In-country success stories
Advancing Green Growth in Nepal through Electric Mobility
In 2018, Nepal took great steps to roll out Kathmandu’s first fleet of electric buses and drive the way toward cleaner, greener public transport.
Twelve-year-old Ubhisha Khatri—a fifth-grade student in the Nepali capital—gives reasons for wanting to ride an electric bus to school: “There is no smoke when the electric bus runs, and I do not have to wear a mask every day.” She is one of the millions of public transport users across Nepal who struggle through dust, soot, and black smoke on their daily commute.
Across Nepal’s cities, air pollution is causing serious health issues, with pollutants from fossil fuel-powered vehicles being a major contributor to poor air quality.
“Electric mobility will allow us to reduce local air pollutants,” said Bishwa Nath Oli, secretary at the Ministry of Forests and Environment.
Nepal’s new electric buses will help the government fulfill its commitment under the country’s Nationally Determined Contribution, which sets targets for air quality and electric vehicle adoption.
A collaborative effort by the Ministry of Forests and Environment, Ministry of Physical Infrastructure and Transport, and Global Green Growth Institute (GGGI) led to the launching of Nepal’s first National Action Plan for Electric Mobility—a road map for achieving the NDC targets. The National Action Plan, which recommended the establishment of a fund, unit, and program for electric mobility, was launched by Prime Minister K.P. Sharma Oli.
“Greenhouse gas emissions in Nepal are closely correlated with the transport sector,” said Oli. “As the number of vehicles in Nepal increases, so do our GHG emissions. Therefore, switching to electric transport is a key component of our Nationally Determined Contribution [to the Paris Agreement], as it allows us to reduce GHG emissions in that sector.”

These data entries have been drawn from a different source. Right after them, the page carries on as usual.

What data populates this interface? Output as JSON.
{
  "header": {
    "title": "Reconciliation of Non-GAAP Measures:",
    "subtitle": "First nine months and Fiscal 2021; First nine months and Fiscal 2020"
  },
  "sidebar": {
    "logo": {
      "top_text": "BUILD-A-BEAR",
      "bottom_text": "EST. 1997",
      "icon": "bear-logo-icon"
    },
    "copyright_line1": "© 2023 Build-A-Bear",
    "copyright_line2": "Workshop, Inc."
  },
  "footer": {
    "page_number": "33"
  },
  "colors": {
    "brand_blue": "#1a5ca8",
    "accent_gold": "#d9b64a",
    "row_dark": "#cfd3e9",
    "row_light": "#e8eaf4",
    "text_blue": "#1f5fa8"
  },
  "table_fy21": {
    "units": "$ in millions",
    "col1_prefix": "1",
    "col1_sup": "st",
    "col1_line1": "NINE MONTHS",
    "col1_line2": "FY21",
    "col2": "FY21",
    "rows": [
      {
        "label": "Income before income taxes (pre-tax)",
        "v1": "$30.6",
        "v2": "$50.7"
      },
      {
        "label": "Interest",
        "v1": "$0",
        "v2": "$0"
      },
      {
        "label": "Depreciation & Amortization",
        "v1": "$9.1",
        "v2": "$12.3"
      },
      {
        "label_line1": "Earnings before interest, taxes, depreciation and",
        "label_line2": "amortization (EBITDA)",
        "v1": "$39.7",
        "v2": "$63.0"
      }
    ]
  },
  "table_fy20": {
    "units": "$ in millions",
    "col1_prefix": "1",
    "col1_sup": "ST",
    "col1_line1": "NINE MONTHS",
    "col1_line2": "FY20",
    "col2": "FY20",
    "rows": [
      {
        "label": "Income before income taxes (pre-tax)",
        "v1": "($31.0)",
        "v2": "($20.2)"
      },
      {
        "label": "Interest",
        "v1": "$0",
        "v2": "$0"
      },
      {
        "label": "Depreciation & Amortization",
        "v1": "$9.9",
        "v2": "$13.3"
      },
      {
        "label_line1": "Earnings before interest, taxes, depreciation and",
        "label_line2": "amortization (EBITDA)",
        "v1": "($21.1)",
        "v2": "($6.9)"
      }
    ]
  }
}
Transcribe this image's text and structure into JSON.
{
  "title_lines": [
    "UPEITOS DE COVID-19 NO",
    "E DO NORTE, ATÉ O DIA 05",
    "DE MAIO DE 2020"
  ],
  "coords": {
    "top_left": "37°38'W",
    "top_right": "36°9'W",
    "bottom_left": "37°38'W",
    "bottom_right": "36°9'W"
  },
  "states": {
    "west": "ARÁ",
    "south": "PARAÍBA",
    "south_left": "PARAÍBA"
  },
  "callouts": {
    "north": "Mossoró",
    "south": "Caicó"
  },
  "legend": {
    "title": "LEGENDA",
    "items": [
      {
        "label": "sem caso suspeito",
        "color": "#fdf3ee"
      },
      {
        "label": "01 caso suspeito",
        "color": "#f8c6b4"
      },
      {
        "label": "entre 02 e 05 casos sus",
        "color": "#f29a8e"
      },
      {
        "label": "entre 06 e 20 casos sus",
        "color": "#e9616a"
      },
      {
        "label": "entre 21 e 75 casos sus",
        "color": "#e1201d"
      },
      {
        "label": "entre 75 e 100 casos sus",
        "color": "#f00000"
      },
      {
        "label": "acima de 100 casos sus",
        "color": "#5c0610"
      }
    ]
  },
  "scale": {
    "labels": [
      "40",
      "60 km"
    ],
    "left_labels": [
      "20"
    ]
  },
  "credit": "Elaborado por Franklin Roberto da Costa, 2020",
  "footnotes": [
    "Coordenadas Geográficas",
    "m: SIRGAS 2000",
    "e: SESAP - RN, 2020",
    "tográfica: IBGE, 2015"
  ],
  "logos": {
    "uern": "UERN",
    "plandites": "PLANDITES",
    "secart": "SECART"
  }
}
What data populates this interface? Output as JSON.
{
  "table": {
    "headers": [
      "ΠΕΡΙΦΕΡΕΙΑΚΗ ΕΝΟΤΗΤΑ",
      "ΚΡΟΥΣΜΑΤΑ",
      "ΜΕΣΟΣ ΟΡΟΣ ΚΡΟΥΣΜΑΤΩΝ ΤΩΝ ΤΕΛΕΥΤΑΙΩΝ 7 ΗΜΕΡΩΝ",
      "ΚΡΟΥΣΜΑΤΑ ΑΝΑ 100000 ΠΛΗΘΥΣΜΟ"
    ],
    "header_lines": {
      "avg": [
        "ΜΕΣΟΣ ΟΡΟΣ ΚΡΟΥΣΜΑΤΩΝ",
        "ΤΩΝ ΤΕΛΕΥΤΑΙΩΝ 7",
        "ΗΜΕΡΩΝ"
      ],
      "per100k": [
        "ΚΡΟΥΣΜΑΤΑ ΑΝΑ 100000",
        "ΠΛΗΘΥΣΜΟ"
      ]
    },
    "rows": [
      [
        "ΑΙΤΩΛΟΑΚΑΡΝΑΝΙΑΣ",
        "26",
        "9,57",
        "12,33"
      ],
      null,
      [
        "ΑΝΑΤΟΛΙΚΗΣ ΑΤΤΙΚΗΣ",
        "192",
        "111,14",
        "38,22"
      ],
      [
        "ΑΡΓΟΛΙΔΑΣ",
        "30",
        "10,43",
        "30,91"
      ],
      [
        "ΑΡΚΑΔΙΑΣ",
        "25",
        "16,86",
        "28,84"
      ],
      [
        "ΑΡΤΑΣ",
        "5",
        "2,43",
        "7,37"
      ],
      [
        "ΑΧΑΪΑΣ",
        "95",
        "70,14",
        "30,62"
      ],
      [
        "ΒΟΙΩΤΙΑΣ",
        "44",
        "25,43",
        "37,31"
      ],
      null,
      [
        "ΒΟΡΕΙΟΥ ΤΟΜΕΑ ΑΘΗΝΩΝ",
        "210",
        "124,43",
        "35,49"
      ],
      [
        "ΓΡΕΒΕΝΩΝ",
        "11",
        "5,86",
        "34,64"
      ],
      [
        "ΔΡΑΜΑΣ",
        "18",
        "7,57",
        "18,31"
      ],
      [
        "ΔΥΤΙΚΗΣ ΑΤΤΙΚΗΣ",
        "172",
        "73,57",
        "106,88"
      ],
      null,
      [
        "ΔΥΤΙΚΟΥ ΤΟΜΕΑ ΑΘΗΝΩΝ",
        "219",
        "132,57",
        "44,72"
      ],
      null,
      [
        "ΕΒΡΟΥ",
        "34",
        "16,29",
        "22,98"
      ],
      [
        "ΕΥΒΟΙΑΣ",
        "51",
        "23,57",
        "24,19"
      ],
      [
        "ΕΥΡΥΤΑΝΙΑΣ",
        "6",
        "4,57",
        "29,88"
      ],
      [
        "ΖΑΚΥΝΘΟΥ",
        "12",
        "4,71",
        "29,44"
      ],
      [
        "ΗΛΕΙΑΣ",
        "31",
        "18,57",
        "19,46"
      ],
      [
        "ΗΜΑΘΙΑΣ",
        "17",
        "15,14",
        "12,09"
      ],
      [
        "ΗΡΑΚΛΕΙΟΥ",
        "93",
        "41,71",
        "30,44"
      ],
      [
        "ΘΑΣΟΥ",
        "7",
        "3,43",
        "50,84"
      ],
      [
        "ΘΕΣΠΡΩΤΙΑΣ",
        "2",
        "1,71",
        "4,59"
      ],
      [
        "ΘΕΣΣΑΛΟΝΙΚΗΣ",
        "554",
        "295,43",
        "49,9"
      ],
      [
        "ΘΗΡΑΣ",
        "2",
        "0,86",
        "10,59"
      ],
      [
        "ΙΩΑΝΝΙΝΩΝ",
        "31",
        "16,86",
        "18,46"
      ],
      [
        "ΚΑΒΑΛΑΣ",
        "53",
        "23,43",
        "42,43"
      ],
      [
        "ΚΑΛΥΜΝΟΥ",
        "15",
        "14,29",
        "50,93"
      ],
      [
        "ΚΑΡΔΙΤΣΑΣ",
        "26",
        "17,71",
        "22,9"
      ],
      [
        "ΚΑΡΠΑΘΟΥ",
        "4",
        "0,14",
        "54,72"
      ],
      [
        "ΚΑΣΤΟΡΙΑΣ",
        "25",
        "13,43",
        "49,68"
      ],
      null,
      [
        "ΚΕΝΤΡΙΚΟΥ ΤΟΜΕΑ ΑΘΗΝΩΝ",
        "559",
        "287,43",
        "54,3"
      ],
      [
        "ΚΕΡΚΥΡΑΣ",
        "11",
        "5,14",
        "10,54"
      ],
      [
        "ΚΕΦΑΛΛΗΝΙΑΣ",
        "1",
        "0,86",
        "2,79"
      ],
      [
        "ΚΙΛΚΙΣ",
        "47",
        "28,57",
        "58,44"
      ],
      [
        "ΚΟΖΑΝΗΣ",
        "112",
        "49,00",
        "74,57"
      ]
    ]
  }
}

Sajha Yatayat, Nepal’s largest public bus operator, is in the process of procuring and deploying electric buses and, over the long-term, greening its entire fleet and operations. The inaugural buses expected for 2019 will be the first of an eventual fleet of 71 electric buses that the operator plans to roll out over the next five years.
The business decision Sajha Yatayat made to begin transitioning its fleet was backstopped by a GGGI feasibility study that mapped the financial, technical, and operational viability of deploying electric buses on the operator’s existing routes.
“Sajha Yatayat has long set the standard for bus operators here,” stated Rowan Fraser, GGGI’s country representative in Nepal. “Going electric is an excellent next step for them. If we can manage the higher upfront costs, then the operational, strategic, and financial benefits are considerable. Going electric also contributes to a range of Sustainable Development Goals.”
Bhushan Tuladhar, Sajha Yatayat’s executive director, said the buses are not only a step toward providing the country with pollution-free, sustainable travel but also a milestone in the paradigm shift to cleaner energy.
“At this point, most of our own energy production is hydropower. So, by shifting to electric vehicles, we can not only use the clean energy that we produce but also save as much as 80% on fuel costs. So, it’s win-win,” explained Tuladhar.
However, Nepal does not currently subsidize clean energy, which is a challenge for business owners as well as investors.
“We are lobbying the government to sell us surplus power— especially power produced at night—at a subsidized rate. We are also urging the government to invest the money collected as pollution tax from fossil fuel users into electric transport. If this can be done, the cost of transportation would come down significantly,” Tuladhar added.
Beyond providing policy advisory services at the federal level, such as developing the National Action Plan for Electric Mobility, GGGI in Nepal is also supporting investment. The institute is working with Sajha Yatayat to specify, procure, and deploy electric buses and establish charging regimes.
“We are now asking GGGI to monitor and study vehicle performance and assess the tendering policy of our neighbors. For example, India is demanding that 60% of equipment in a clean transport project be bought from local businesses. In Nepal, we can’t ask that. So, what is the implication of a tender such as this for us? We are asking GGGI to help us find that and more,” said Tuladhar.